The American university experience is, in some ways, very different from that of students attending university in the UK.
We see this repeatedly in numerous films. From the shared ‘dorms’, to the Greek Letter Societies with their frat and sorority houses, to the ‘campus cops’, none of which is a feature of UK universities. It’s clear that expectations and norms are very different on either side of the Atlantic.
The other difference, again as epitomised in much popular culture, is the fact that a significant number of US College students appear to not only meet their life partner whilst studying, but also that becoming engaged at graduation is regarded as an entirely normal occurrence.
That expected journey, and relationship milestone, forms the backbone of this show, which uses a game of Dungeons & Dragons as the lens through which to tell its story.
We begin with a prologue, with our Dungeon Master: Ronny, convincing their friend from High School – The Lacrosse Player: Lucas to join a D&D campaign they are setting up. The jock reluctantly agrees and we jump forwards four years to the group of five’s final night at College and the grand finale to their campaign. With the understanding that they will never play together again.
Some scenes are set within the game world, and these are by far the strongest sections of the script.
The overwhelming majority of the production’s scenes take place in ‘the real world’, and they mostly disappoint.
The five characters who make up the campaign team are shown to be social outcasts, with few social skills, and seemingly no other friends. This is an image which Wizards of the Coast (owners of Dungeons & Dragons) have spent a solid decade trying to shift perception away from.
Lucas plans to propose to girlfriend Myra – who he met in the first week of college, immediately after their graduation ceremony. Myra preempts this by breaking up with him – as the final session of his campaign is starting.
It is very strongly suggested that we aren’t supposed to like Myra. She is shown to have a somewhat over the top hatred for D&D, Lucas’ friends, and Ronny in particular. It’s questionable how the relationship has survived this far to be honest but it’s abundantly obvious that the two were fundamentally unsuited.
The campaign team have somehow also angered Resident’s Assistant Daphne, who is annoyed by the constant noise from their weekly meetings, but who may actually be more annoyed that she wasn’t able to go to a last night of college party.
In an atmosphere where every character is terrified that any breach of any of the multitude of often petty seeming ‘behavioural rules’ will lead to them not being allowed to graduate, the campaign team set out on a quest to reunite Lucas and Myra.
Further cast members keep on being introduced, and we end up with 11 performers altogether.

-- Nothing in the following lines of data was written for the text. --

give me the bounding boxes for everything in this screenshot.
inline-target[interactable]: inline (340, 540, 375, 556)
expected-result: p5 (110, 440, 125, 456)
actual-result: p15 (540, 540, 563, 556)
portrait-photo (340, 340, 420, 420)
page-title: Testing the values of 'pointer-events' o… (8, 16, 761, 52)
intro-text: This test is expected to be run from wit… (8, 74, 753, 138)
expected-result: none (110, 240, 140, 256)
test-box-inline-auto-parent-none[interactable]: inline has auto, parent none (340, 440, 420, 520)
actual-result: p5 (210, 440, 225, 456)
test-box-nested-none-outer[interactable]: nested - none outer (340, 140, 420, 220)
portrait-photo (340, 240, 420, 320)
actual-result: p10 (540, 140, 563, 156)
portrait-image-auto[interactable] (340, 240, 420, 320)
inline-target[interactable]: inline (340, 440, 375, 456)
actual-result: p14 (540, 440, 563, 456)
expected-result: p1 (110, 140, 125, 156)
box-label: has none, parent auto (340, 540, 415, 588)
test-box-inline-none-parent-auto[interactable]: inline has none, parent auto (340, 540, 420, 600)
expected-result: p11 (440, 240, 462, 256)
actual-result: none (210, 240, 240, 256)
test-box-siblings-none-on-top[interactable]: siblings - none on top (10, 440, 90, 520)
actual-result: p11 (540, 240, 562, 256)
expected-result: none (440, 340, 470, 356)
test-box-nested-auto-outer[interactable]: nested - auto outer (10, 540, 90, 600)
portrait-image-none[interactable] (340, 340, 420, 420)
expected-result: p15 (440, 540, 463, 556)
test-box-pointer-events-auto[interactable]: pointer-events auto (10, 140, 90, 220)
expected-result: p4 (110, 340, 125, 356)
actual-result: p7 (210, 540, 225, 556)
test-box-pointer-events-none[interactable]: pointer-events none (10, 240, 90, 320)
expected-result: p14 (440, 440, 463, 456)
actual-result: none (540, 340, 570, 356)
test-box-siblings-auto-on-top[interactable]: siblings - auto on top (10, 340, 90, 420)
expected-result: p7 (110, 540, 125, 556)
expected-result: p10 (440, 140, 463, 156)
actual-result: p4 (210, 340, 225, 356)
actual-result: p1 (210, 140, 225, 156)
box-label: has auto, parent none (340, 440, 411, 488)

Most of the characters are very thinly drawn, assigned into ‘good’, ‘bad’ or ‘obstacle’ immediately upon meeting them.
On top of everything else, this is a musical. The songs are fine, but some of them could have benefited with being transposed down slightly, to allow a cast who are trying desperately to make the best of this to perform to the best of their abilities.
There’s a lot of problems here: a group of 21 year olds often seem to act like they are in their 50s. The compulsory heterosexuality is overwhelming, with a sudden lesbian exploration almost entirely fetishised.
Myra’s decision to end her relationship with Lucas isn’t accepted. Another two members of the campaign team fall in love in the dying scenes, seemingly out of nowhere.
The Dungeon Master and Lucas agree to stay friends. Even though it’s not clear how they ever bonded at High School in the first place.
Indeed, the possibility that a group of D&D players, and university students at that, is 100% heterosexual, is deeply eyebrow raising. When so many queer people have used D&D sessions to work through discoveries about themselves. Here, everyone is playing a character of the same gender as themselves, which just feels very boring and unchallenging.
The cast are trying as much as they can here, but they can’t rescue a fundamentally flawed script. The decision to have the ‘in dungeon’ scenes acted using capes and prop weapons is fun. An inventive way to stage the production when under budgetary constraint.
It’s the lack of fun which makes this whole thing a disappointment. The idea is good, it’s just the execution which fails to work, because the script doesn’t allow it to. An opportunity missed, seemingly generated by rolling a Natural One. Unfortunately, it’s a Critical Fail.